Axberg ging an seinen Platz zurück.
»Im Übrigen haben wir nur indirekte Beweise dafür, dass das Zeug tatsächlich in den Schulen selbst verkauft wird«, fasste er zusammen.
»Abgesehen von dem Hasch, das in der Granbergsschule beschlagnahmt wurde«, berichtigte Pablo ihn.
Hamrin ließ sich mit einem dumpfen Knall zurück gegen die Wand fallen.
»Das war doch vor über drei Monaten«, stöhnte er.
»Jedenfalls besser als nichts«, sagte Pablo.

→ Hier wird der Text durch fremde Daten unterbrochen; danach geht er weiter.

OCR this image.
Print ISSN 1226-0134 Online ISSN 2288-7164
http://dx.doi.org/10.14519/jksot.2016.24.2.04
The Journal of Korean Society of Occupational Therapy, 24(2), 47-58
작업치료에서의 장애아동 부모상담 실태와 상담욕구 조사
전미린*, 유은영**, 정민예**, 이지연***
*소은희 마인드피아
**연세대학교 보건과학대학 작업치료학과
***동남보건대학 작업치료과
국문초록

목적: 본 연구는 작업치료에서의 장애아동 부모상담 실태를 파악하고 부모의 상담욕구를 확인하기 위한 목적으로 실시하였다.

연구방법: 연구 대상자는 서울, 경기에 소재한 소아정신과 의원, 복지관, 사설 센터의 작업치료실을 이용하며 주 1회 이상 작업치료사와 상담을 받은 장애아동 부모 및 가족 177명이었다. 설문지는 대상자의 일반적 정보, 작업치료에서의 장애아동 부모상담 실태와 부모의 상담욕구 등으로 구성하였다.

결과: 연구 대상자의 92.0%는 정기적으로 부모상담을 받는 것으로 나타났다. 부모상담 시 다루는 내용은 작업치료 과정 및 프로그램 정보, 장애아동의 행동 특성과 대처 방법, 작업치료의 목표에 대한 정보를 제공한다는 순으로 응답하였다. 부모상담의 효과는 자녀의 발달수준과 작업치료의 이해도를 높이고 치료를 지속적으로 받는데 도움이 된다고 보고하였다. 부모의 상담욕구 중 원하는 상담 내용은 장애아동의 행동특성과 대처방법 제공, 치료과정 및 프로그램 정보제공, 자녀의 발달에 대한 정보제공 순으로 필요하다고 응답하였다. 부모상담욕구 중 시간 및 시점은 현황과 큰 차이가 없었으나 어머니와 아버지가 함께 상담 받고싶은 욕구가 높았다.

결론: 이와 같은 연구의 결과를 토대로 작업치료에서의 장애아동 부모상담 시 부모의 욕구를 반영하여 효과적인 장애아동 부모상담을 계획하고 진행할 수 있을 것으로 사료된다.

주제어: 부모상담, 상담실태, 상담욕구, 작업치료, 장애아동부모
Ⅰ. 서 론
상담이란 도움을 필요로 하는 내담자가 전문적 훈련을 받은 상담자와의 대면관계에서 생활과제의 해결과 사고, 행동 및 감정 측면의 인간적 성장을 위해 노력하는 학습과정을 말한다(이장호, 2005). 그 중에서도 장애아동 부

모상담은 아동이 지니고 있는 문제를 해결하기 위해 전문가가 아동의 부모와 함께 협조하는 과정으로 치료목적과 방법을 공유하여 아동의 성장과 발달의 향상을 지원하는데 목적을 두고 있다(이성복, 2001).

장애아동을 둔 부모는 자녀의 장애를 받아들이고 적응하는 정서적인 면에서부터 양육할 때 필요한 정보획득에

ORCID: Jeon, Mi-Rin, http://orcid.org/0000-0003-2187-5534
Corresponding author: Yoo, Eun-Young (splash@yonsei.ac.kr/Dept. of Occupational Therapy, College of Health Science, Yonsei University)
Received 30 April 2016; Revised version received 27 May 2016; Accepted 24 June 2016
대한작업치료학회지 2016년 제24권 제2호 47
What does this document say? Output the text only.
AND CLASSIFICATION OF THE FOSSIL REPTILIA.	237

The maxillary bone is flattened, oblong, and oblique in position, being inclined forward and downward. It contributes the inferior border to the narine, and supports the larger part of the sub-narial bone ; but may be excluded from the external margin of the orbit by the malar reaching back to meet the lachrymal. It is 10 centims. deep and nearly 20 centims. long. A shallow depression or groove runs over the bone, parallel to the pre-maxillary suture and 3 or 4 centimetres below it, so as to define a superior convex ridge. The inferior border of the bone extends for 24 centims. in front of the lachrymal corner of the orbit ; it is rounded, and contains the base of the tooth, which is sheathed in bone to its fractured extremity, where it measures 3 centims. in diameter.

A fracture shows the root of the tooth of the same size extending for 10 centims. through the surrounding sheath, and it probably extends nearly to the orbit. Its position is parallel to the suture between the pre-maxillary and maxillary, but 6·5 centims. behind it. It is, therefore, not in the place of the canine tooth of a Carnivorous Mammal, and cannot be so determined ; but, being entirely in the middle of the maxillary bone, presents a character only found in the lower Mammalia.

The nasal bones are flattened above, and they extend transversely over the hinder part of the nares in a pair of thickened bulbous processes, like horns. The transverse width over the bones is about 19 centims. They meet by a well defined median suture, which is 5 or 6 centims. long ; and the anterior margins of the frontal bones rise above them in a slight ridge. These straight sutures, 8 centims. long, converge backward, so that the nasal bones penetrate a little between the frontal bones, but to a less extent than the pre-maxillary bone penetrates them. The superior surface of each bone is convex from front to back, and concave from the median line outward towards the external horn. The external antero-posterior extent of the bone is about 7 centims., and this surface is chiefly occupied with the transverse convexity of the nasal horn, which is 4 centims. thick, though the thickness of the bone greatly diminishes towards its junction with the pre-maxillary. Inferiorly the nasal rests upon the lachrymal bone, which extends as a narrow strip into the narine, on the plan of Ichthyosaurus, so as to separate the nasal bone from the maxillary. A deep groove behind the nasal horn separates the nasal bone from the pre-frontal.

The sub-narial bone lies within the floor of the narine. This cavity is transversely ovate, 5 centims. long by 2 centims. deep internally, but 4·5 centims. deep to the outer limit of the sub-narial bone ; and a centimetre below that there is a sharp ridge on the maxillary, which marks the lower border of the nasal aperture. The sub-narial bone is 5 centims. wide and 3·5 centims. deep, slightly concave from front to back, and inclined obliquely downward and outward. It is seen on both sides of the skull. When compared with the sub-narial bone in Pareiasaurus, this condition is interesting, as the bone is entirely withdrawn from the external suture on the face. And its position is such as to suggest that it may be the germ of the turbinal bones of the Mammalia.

»Ach, lass gut sein«, unterbrach Axberg. »Es ist wichtig, dass wir einen Weg in die Organisation finden, die dahintersteckt. Denn bei den Mengen, die im Umlauf sind, muss es sich um eine Organisation handeln. Und das Ganze geschieht offensichtlich sehr diskret.«
»Ich gehe von einem gut entwickelten Kuriersystem aus, das wir knacken müssen«, sagte Sankari und leckte sich die Reste der Apfeltasche von den Fingern.
»Und das schnell«, sagte Axberg. »Beunruhigte Eltern fragen sich, warum die Polizei nichts unternimmt. Ståhl stellt mir auch jeden Tag diese Frage. Er will Resultate sehen.«
Hamrin verschränkte seine Hände, drehte sie um und ließ sie knacken.
»Er darf gerne seine Papierberge verlassen, herkommen und selbst mit anpacken.«
Niemand am Tisch kommentierte das. Die ständigen Belehrungen des Polizeichefs der Region waren allen nur zu bekannt. Die Sonne fiel durch die schmutzigen Fenster, die zur Storgata hinausgingen. Axberg spürte, wie sein Nacken angenehm warm wurde.
»Ich muss jetzt jedenfalls los«, sagte Sofia und stand auf.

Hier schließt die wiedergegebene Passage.